The contribution of fire to the late Miocene spread of grasslands in eastern Eurasia (Black Sea region).
Angelica FeurdeanIuliana VasilievPublished in: Scientific reports (2019)
Grasslands are globally extensive, but the processes governing their ecology and evolution remain unclear. The role of fire for the expansion of ancestral C3 grasslands is particularly poorly understood. Here we present the first biomass combustion record based on late Miocene to Pleistocene (~10-1.9 Ma) charcoal morphologies (grass, herbs, wood) from the Black Sea, and test the extent of fire events and their role in the rise of open grassy habitats in eastern Eurasia.

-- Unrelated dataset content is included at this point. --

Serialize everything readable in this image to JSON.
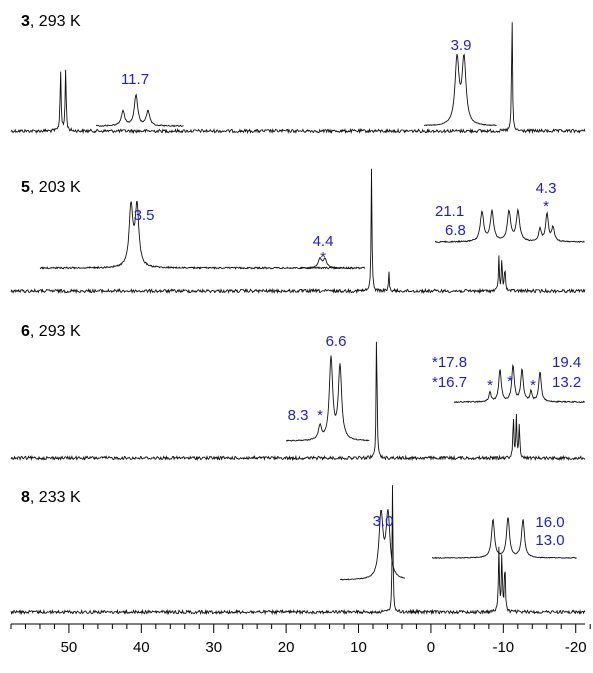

We show that a mixed regime of surface and crown fires under progressively colder and, at times, drier climates from the late Miocene to Pliocene (8.5-4.6 Ma) accelerated the forest to open woodland transition and sustained a more flammable ecosystem. A tipping point in the fire regime occurred at 4.3 Ma (mid-Pliocene), when increasingly cold and dry conditions led to the dominance of grasslands, and surface, litter fires of low intensity. We provide alternative mechanisms of C3 plant evolution by highlighting that fire has been a significant ecological agent for Eurasian grasslands. This study opens a new direction of research into grassland evolutionary histories that can be tested with fossil records of fire alongside climate and vegetation as well as with dynamic vegetation modells.